The effect of the biomaterial’s network architecture as well as the presence of hydroxyapatite on MC3T3-E1 metabolic activity, distribution and morphology, was followed after 1, 4, 7 and 14 days of cell culture, as presented in
Figure 5 and
Figure 6. Regarding cellular interactions, all the electrospun fiber construct were cytocompatible, withstanding long-term MC3T3-E1 osteoblast adhesion and growth. There were no significant differences in terms of MC3T3-E1 cells’ metabolic activity and morphology deriving from the addition of nanophased HA in the successfully developed matrices, as opposed to what was reported by other authors [
17,
22,
31,
32]. The difference in size between the electrosprayed nanoHA agglomerates and the PLLA/PCL micro fibers, might explain the absence of effect on cells behavior.
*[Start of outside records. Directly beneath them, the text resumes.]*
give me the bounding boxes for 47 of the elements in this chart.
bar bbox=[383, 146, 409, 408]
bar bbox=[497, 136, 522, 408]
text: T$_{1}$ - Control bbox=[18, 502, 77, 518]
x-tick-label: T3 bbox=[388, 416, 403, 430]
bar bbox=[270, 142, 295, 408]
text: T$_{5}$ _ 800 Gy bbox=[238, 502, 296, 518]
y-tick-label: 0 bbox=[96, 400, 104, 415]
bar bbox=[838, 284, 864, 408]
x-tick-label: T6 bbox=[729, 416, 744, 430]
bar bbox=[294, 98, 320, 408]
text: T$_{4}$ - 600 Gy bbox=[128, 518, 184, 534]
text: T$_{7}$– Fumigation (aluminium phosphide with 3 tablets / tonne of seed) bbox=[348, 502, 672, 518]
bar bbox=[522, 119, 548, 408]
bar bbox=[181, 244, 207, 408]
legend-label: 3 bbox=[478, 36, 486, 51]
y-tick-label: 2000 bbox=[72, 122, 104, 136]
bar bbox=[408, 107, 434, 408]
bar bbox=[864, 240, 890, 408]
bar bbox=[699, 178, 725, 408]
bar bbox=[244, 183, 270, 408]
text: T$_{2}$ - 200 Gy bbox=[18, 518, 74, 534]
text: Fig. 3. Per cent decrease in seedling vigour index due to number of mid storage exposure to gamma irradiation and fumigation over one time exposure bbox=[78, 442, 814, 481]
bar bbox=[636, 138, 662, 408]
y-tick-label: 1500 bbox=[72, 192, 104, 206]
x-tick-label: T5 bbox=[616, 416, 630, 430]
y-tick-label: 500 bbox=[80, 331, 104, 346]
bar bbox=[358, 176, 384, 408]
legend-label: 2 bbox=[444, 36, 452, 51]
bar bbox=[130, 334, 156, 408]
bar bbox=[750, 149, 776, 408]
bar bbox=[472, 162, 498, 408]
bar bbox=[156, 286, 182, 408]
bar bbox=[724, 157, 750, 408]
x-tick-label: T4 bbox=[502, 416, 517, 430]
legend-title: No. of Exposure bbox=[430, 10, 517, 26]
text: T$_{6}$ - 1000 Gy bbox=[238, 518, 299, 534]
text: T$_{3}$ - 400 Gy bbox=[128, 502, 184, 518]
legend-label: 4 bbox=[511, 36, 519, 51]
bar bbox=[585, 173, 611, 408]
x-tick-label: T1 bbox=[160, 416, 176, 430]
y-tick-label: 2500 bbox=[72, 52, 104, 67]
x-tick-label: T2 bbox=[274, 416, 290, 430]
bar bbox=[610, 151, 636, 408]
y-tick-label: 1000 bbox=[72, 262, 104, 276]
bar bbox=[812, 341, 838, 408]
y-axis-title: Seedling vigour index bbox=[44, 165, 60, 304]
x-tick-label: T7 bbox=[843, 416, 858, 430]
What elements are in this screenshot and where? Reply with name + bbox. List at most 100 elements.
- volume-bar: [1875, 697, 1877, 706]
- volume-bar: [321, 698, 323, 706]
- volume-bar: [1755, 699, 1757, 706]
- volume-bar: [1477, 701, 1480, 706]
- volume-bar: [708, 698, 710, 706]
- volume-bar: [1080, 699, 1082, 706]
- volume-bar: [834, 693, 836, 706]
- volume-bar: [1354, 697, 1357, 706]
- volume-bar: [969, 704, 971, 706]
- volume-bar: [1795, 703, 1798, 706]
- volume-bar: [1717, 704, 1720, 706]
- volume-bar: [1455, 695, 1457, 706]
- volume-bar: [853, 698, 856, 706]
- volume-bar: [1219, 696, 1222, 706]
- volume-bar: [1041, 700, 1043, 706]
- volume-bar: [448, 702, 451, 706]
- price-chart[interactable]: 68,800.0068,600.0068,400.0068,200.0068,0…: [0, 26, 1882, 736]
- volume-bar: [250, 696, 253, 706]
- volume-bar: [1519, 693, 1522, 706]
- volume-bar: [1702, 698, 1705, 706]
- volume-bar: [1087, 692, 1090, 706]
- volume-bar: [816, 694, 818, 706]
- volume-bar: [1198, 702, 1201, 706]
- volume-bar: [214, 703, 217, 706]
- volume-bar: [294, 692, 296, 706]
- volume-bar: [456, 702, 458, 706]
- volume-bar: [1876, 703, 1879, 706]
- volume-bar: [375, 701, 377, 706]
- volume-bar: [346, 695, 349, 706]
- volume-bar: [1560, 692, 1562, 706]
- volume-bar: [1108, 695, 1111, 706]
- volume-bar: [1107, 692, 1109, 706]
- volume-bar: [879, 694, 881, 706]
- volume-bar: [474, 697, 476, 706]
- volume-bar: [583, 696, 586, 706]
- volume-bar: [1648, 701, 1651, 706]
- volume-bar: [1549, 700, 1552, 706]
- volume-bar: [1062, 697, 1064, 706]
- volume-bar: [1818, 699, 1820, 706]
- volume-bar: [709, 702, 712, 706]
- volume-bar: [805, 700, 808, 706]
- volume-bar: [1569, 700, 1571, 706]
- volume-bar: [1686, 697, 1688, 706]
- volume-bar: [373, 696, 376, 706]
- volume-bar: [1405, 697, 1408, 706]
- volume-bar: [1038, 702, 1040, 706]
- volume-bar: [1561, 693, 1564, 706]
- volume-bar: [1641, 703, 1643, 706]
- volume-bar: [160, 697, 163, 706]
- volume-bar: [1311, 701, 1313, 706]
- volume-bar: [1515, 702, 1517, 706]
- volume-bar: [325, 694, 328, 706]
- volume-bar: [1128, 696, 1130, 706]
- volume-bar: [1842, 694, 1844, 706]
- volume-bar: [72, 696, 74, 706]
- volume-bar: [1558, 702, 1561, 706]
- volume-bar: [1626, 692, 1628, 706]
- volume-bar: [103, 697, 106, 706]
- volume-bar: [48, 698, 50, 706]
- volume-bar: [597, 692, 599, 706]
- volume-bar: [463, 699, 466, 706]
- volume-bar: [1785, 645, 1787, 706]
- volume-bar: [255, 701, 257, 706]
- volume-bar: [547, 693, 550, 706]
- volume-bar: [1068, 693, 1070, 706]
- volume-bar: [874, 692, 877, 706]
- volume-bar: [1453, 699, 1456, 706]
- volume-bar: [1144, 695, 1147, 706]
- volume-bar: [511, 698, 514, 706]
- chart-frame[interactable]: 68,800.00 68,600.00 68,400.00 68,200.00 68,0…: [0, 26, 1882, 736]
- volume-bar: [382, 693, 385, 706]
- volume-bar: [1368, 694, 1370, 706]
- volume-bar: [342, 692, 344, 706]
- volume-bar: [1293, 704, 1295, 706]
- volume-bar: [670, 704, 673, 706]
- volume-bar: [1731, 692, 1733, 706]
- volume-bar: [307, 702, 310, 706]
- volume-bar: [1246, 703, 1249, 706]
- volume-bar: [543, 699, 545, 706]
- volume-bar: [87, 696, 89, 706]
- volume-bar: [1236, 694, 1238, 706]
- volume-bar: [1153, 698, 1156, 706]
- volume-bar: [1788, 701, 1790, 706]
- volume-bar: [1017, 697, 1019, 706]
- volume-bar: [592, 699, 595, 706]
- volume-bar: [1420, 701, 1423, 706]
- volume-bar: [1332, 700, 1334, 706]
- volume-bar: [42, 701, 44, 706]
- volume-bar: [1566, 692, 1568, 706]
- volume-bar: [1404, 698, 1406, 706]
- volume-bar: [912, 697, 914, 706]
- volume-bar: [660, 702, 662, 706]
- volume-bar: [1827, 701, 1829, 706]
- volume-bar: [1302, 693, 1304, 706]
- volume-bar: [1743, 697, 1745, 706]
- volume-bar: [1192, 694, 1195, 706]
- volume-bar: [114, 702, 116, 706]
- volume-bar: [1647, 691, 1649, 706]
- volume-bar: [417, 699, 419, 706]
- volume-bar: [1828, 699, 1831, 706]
Therefore, in the cell/material interface the micro-network topology will prevail in detriment of the presence of the hydroxyapatite nanocrystals that line the micro fibers. On the contrary, the topography of biomaterial surfaces appeared to contribute to the significant growth and increased metabolic activity of MC3T3-E1 cells. Importantly enough, these cells adopted a specific shape and distribution, following the orientation of the constructs network. Regarding the microbiological tests, the adherence and proliferation of
Staphylococcus aureus on PLLA/PCL/HA scaffolds was observed as expected, since the adherence of this bacterium strain to nanoHA was previously reported [
33]. However, it was surprising to note that the number of colony-forming units (CFU) on aligned scaffolds surfaces was significantly lower than on non-aligned ones (
Figure 7), which is in accordance with cell culture results (
Figure 5).
5. Conclusions
Aligned and non-aligned PLLA/PCL fibers and PLLA/PCL/HA scaffolds were successfully produced by a simultaneous electrospinning-electrospraying process. The fibers showed a porous, interconnected and fibrous structure with diameters ranging between 0.61–1.75 μm. Alignment of the fibers led to a 15-fold increase in stiffness (Young’s Modulus) and an 8-fold increase in tensile strength, compared to the results obtained for non-aligned fibers. The same trend was observed for PLLA/PCL/HA scaffolds. In this case, the introduction of aggregates of nanophased HA caused a remarkable improvement of the mechanical properties of these blends, acting as a reinforcement, enhancing the response of these constructs to tensile stress. The tensile strength of cortical bone is about 2.0–12.0 MPa. Hence, the tensile strength of the present aligned PLLA/PCL/HA scaffolds falls in this range. The best scaffold obtained, aiming at future applications in tissue engineering, was the aligned PLLA/PCL/HA, because it showed significantly higher cellular metabolic activity and lower CFU numbers when compared to non-aligned fibers. The presence of hydroxyapatite did not induce any major differences in the biological studies. These aligned synthetic biomimetic ECM’s may be promising candidates for bone tissue applications, as functional membranes to guide the growth, capable to both enhancing cell response when applied to fill small bone defects and when coating the bone bonding surfaces of load bearing implants or prostheses.